VSMC/FIVO Diagnostics, May 2026

Source artifact rendered for reading.

This report treats FIVO as diagnostic instrumentation first and as a contender second. The key question is whether proposal/resampling diagnostics explain a failure mode that K2/K3 IWAE cannot.

Runs

Family Summary

model state NLL pred-y NLL cov90 state RMSE mean ESS mean log-w var
K4 FIVO fixed-lag twist h4 4.026 1.505 0.643 4.238 23.058 425.288
K2 FIVO bridge n32 4.299 1.669 0.562 3.681 23.012 303.241
K4 FIVO bridge n32 4.382 1.991 0.589 4.496 23.480 475.579
K2 IWAE h4 k32 5.495 1.103 0.543 3.613 n/a n/a
K2 FIVO n32 16.986 0.901 0.441 3.107 12.174 1182852.000
K4 auxiliary FIVO bridge n32 23.844 2.769 0.206 10.552 16.693 10057.560

Stressor Summary

model state NLL pred-y NLL cov90 state RMSE mean ESS mean log-w var
K2 FIVO bridge n32 3.111 0.367 0.697 3.903 28.936 0.638
K4 FIVO fixed-lag twist h4 3.359 0.368 0.643 4.107 27.798 0.348
K2 IWAE h4 k32 5.623 0.367 0.458 4.985 n/a n/a
K2 FIVO n32 33.581 0.343 0.226 3.988 14.044 69.736

Interpretation

Plain FIVO improves predictive-y only by collapsing state density.
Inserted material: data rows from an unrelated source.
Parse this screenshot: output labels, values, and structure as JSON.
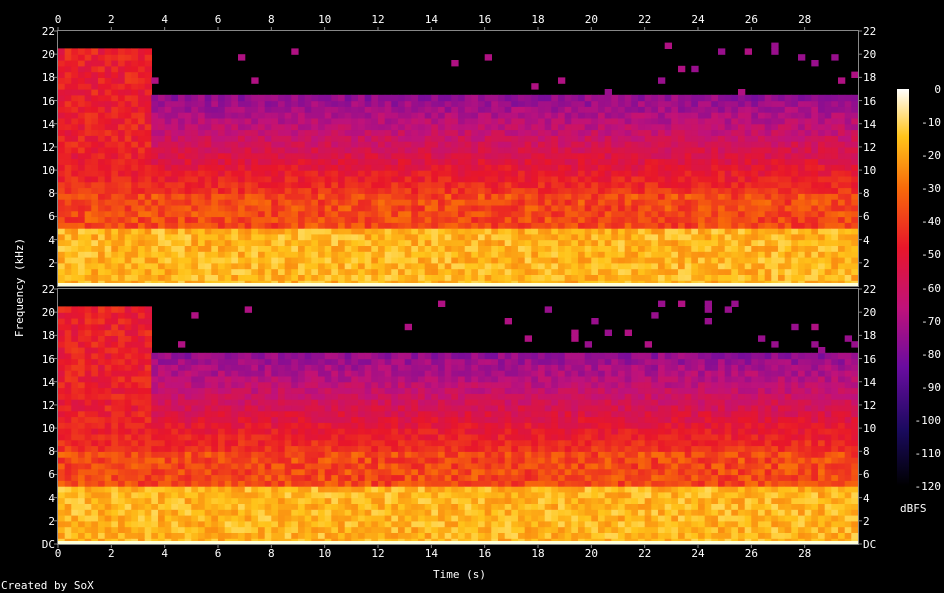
{
  "chart_data": {
    "type": "heatmap",
    "title": "",
    "xlabel": "Time (s)",
    "ylabel": "Frequency (kHz)",
    "colorbar_label": "dBFS",
    "x_range_s": [
      0,
      30
    ],
    "y_range_khz": [
      0,
      22
    ],
    "x_ticks": [
      "0",
      "2",
      "4",
      "6",
      "8",
      "10",
      "12",
      "14",
      "16",
      "18",
      "20",
      "22",
      "24",
      "26",
      "28"
    ],
    "x_tick_values": [
      0,
      2,
      4,
      6,
      8,
      10,
      12,
      14,
      16,
      18,
      20,
      22,
      24,
      26,
      28
    ],
    "y_ticks_top": [
      "22",
      "20",
      "18",
      "16",
      "14",
      "12",
      "10",
      "8",
      "6",
      "4",
      "2"
    ],
    "y_ticks_bottom": [
      "22",
      "20",
      "18",
      "16",
      "14",
      "12",
      "10",
      "8",
      "6",
      "4",
      "2",
      "DC"
    ],
    "y_tick_values": [
      22,
      20,
      18,
      16,
      14,
      12,
      10,
      8,
      6,
      4,
      2,
      0
    ],
    "colorbar_ticks": [
      "0",
      "-10",
      "-20",
      "-30",
      "-40",
      "-50",
      "-60",
      "-70",
      "-80",
      "-90",
      "-100",
      "-110",
      "-120"
    ],
    "colorbar_range_db": [
      -120,
      0
    ],
    "channels": 2,
    "palette": [
      "#000000",
      "#1a0a5e",
      "#6a0ca0",
      "#c0127a",
      "#e8162a",
      "#f86a0a",
      "#ffc41a",
      "#ffffc8"
    ],
    "spectral_features": {
      "lowpass_cutoff_khz_before_3_3s": 20,
      "lowpass_cutoff_khz_after_3_3s": 16,
      "transition_time_s": 3.3,
      "bright_band_khz": [
        0,
        5
      ],
      "dense_band_khz": [
        5,
        8
      ]
    }
  },
  "footer": {
    "credit": "Created by SoX"
  }
}
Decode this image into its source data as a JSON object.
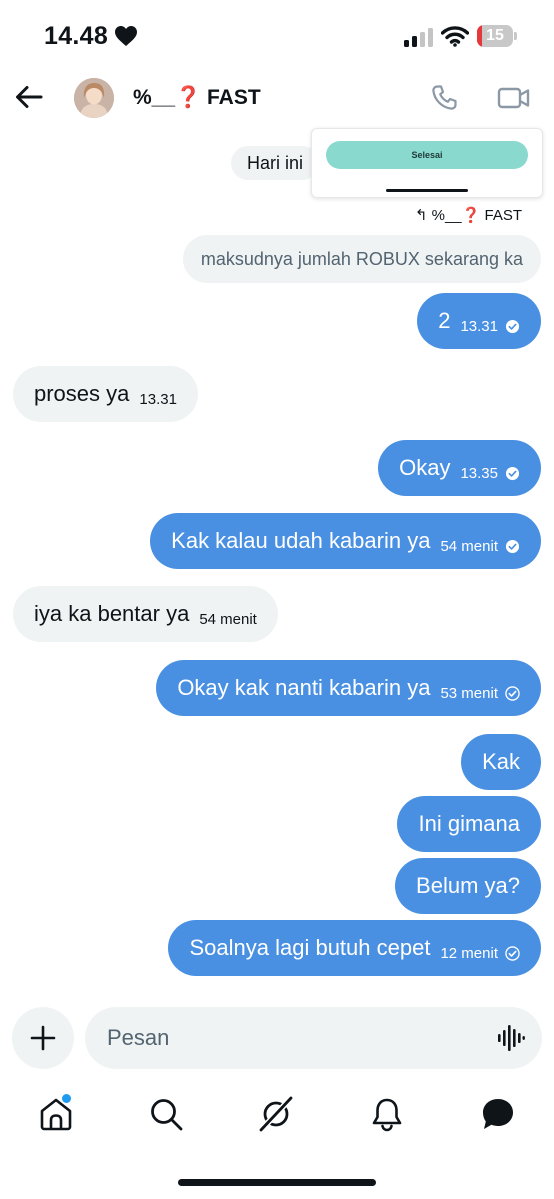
{
  "status_bar": {
    "time": "14.48",
    "battery": "15",
    "battery_level": 0.15
  },
  "header": {
    "contact_name": "%__❓ FAST"
  },
  "popup": {
    "button_label": "Selesai"
  },
  "date_separator": "Hari ini",
  "reply": {
    "to_name": "%__❓ FAST",
    "quoted_text": "maksudnya jumlah ROBUX sekarang ka"
  },
  "messages": [
    {
      "direction": "out",
      "text": "2",
      "time": "13.31",
      "status": "read"
    },
    {
      "direction": "in",
      "text": "proses ya",
      "time": "13.31"
    },
    {
      "direction": "out",
      "text": "Okay",
      "time": "13.35",
      "status": "read"
    },
    {
      "direction": "out",
      "text": "Kak kalau udah kabarin ya",
      "time": "54 menit",
      "status": "read"
    },
    {
      "direction": "in",
      "text": "iya ka bentar ya",
      "time": "54 menit"
    },
    {
      "direction": "out",
      "text": "Okay kak nanti kabarin ya",
      "time": "53 menit",
      "status": "sent"
    },
    {
      "direction": "out",
      "text": "Kak"
    },
    {
      "direction": "out",
      "text": "Ini gimana"
    },
    {
      "direction": "out",
      "text": "Belum ya?"
    },
    {
      "direction": "out",
      "text": "Soalnya lagi butuh cepet",
      "time": "12 menit",
      "status": "sent"
    }
  ],
  "composer": {
    "placeholder": "Pesan"
  },
  "nav": {
    "items": [
      "home-icon",
      "search-icon",
      "grok-icon",
      "notifications-icon",
      "messages-icon"
    ],
    "home_has_badge": true
  },
  "colors": {
    "outgoing": "#4a90e2",
    "incoming": "#eff3f4",
    "accent": "#1d9bf0",
    "popup_button": "#8ad9cf",
    "battery_low": "#e5383b"
  }
}
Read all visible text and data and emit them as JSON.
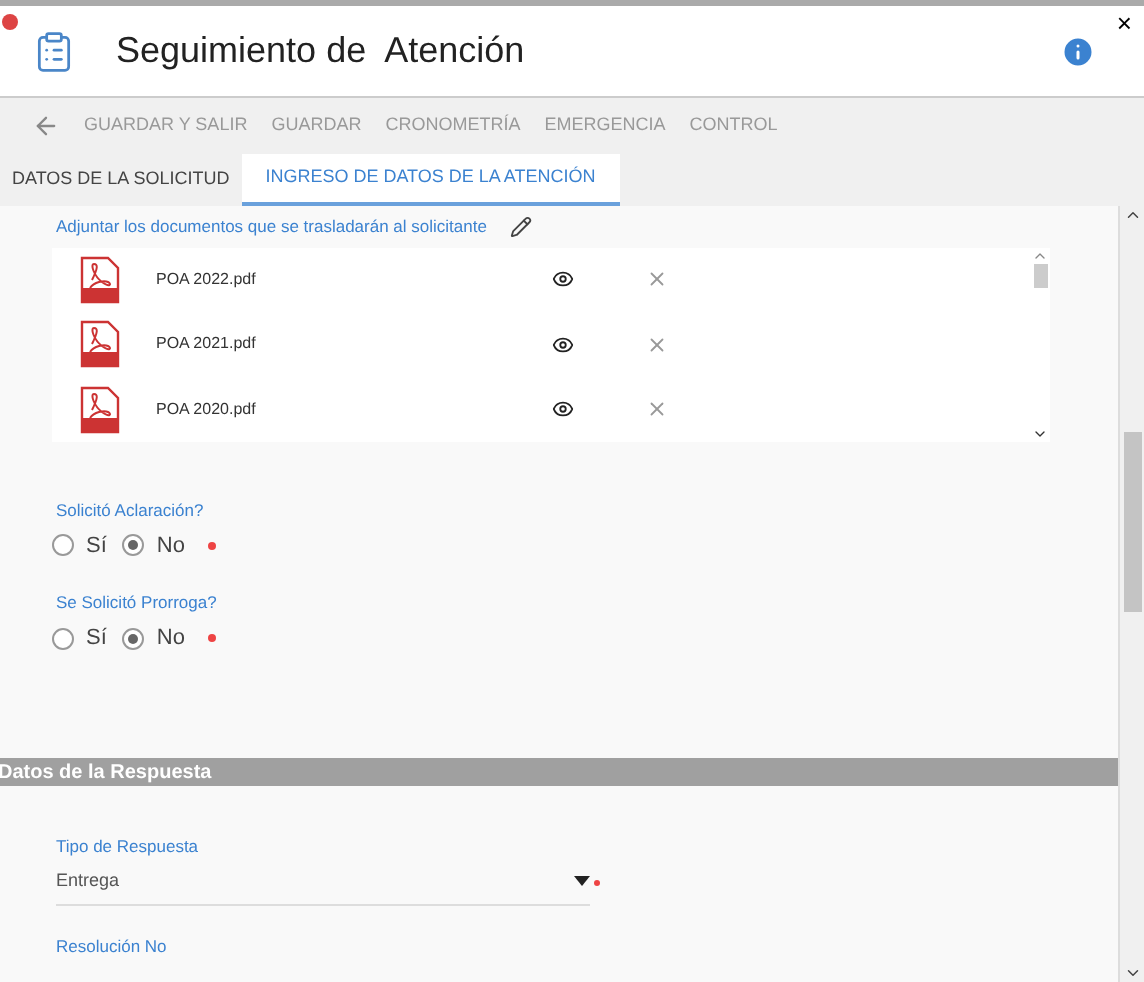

FIVO bridge is the important row: it improves state density and coverage on the stressors without a predictive-y penalty, and it keeps ESS high. On the family grid, FIVO bridge improves state NLL but pays a predictive-y cost. The twist row improves average family state NLL, but its variance ratio and state RMSE suggest the improvement is not a clean replacement for K2 bridge.

Decision

Use FIVO bridge as a diagnostic and a stressor candidate. Do not promote plain FIVO. The diagnostics justify one modest flow pilot because proposal mismatch and posterior-shape mismatch remain plausible explanations.